Smart systems for applications in on-demand drug release allow for sustained release, with fast responses to a variety of stimuli (e.g., light, temperature, ultrasound, pH, mechanical stress and specific biomolecules). Near-infrared (NIR) light systems are especially attractive candidates due to their capacity to deeply penetrate soft tissues via remote application with high spatial and temporal resolution. To this end, a number of NIR light systems have been designed which are based on conformational changes of thermoresponsive polymers that trigger drug release. However, it remains a challenge to apply these synthetic polymers in clinical settings, due to the associated complex procedures, low degradability and cytotoxicity.
Phase-change materials (PCMs) are attractive targets for NIR based systems, because they have a high latent heat of fusion and exhibit a reversible solid–liquid transition over a narrow range of temperatures. Natural fatty acids are particularly attractive PCMs because they are inexpensive, chemically stable and biocompatible. However, the described systems only focus on single fatty acids, which makes it difficult to obtain melting points around 37°C (physiological temperature). Also, the encapsulated drugs are likely to be excluded from the hydrophobic core due to the tendency of pure saturated fatty acids to crystallize upon cooling, leading to a drug-rich outer layer and undesired burst release.
To remedy these problems, Dr. Zhu and colleagues of the Georgia Institute of Technology and Emory University have recently fabricated a eutectic mixture of natural fatty acids for NIR-triggered drug release, as seen in Advanced Materials.
As a proof of concept, the researchers formulated a mixture of lauric acid and stearic acid, with encapsulated IR780 iodide (NIR-absorbing dye) and doxorubicin (DOX) (an anticancer drug). Upon NIR irradiation, the nanoparticles are quickly heated up due to the photothermal effect of the dye, increasing the temperature beyond the eutectic point (39°C), melting the nanoparticles and releasing the payloads. Fluorescence microscopy analysis (Figure below) revealed that the DOX trapped in the nanoparticles is efficiently released into the cytosol under NIR irradiation, resulting in enhanced anticancer activity.
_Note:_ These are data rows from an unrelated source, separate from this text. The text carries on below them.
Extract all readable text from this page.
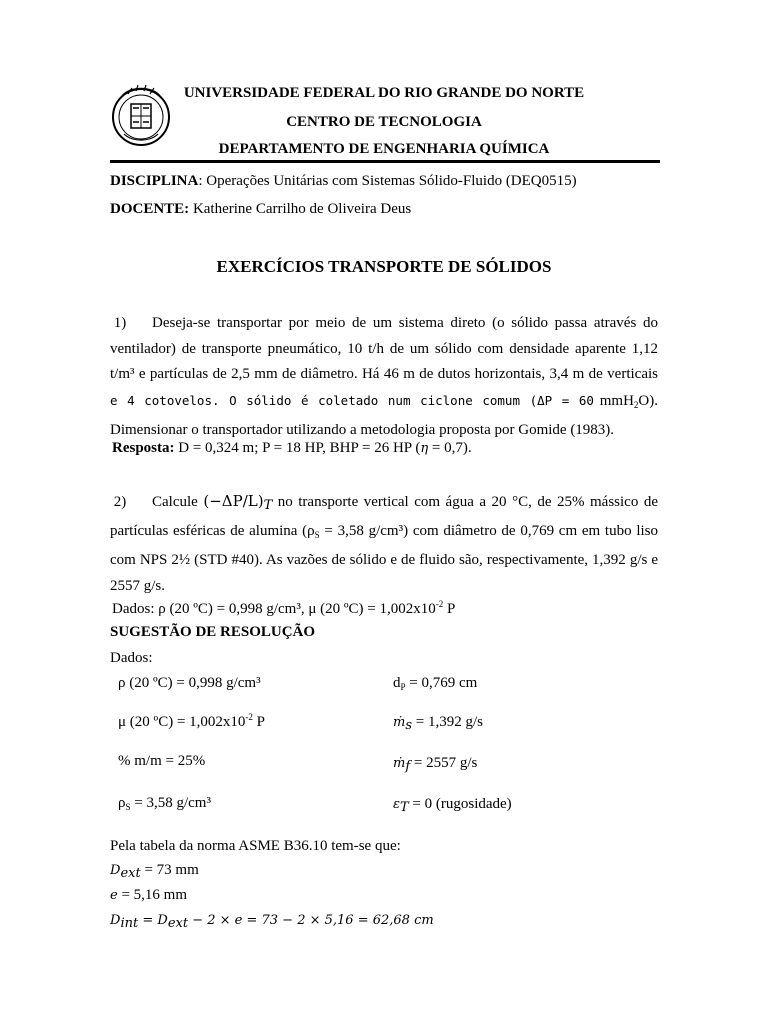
UNIVERSIDADE FEDERAL DO RIO GRANDE DO NORTE
CENTRO DE TECNOLOGIA
DEPARTAMENTO DE ENGENHARIA QUÍMICA
DISCIPLINA: Operações Unitárias com Sistemas Sólido-Fluido (DEQ0515)
DOCENTE: Katherine Carrilho de Oliveira Deus
EXERCÍCIOS TRANSPORTE DE SÓLIDOS
1) Deseja-se transportar por meio de um sistema direto (o sólido passa através do ventilador) de transporte pneumático, 10 t/h de um sólido com densidade aparente 1,12 t/m³ e partículas de 2,5 mm de diâmetro. Há 46 m de dutos horizontais, 3,4 m de verticais e 4 cotovelos. O sólido é coletado num ciclone comum (ΔP = 60 mmH$_2$O). Dimensionar o transportador utilizando a metodologia proposta por Gomide (1983).
Resposta: D = 0,324 m; P = 18 HP, BHP = 26 HP (η = 0,7).
2) Calcule $(-\Delta P/L)_T$ no transporte vertical com água a 20 °C, de 25% mássico de partículas esféricas de alumina ($\rho_S = 3,58$ g/cm³) com diâmetro de 0,769 cm em tubo liso com NPS 2½ (STD #40). As vazões de sólido e de fluido são, respectivamente, 1,392 g/s e 2557 g/s.
Dados: ρ (20 ºC) = 0,998 g/cm³, μ (20 ºC) = $1,002x10^{-2}$ P
SUGESTÃO DE RESOLUÇÃO
Dados:
ρ (20 ºC) = 0,998 g/cm³
μ (20 ºC) = $1,002x10^{-2}$ P
% m/m = 25%
$\rho_S = 3,58$ g/cm³
$d_P = 0,769$ cm
ṁ$_s$ = 1,392 g/s
ṁ$_f$ = 2557 g/s
$\varepsilon_T = 0$ (rugosidade)
Pela tabela da norma ASME B36.10 tem-se que:
$D_{ext} = 73$ mm
e = 5,16 mm
$D_{int} = D_{ext} - 2 \times e = 73 - 2 \times 5,16 = 62,68$ cm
This system offers a plethora of advantages. First, the fatty-acids are naturally occurring in the body, therefore the nanoparticles are biocompatible and biodegradable. These specific fatty acids also increase high-density lipoprotein and decrease low-density lipoprotein, leading to a decrease in atherosclerotic risk. Finally, the mixture is solid at 37 °C (physiological conditions), preventing leakage of the drug prematurely.
In the future, the researchers hope to functionalize the PCM nanoparticles with tumor-targeting ligands to achieve targeted drug delivery.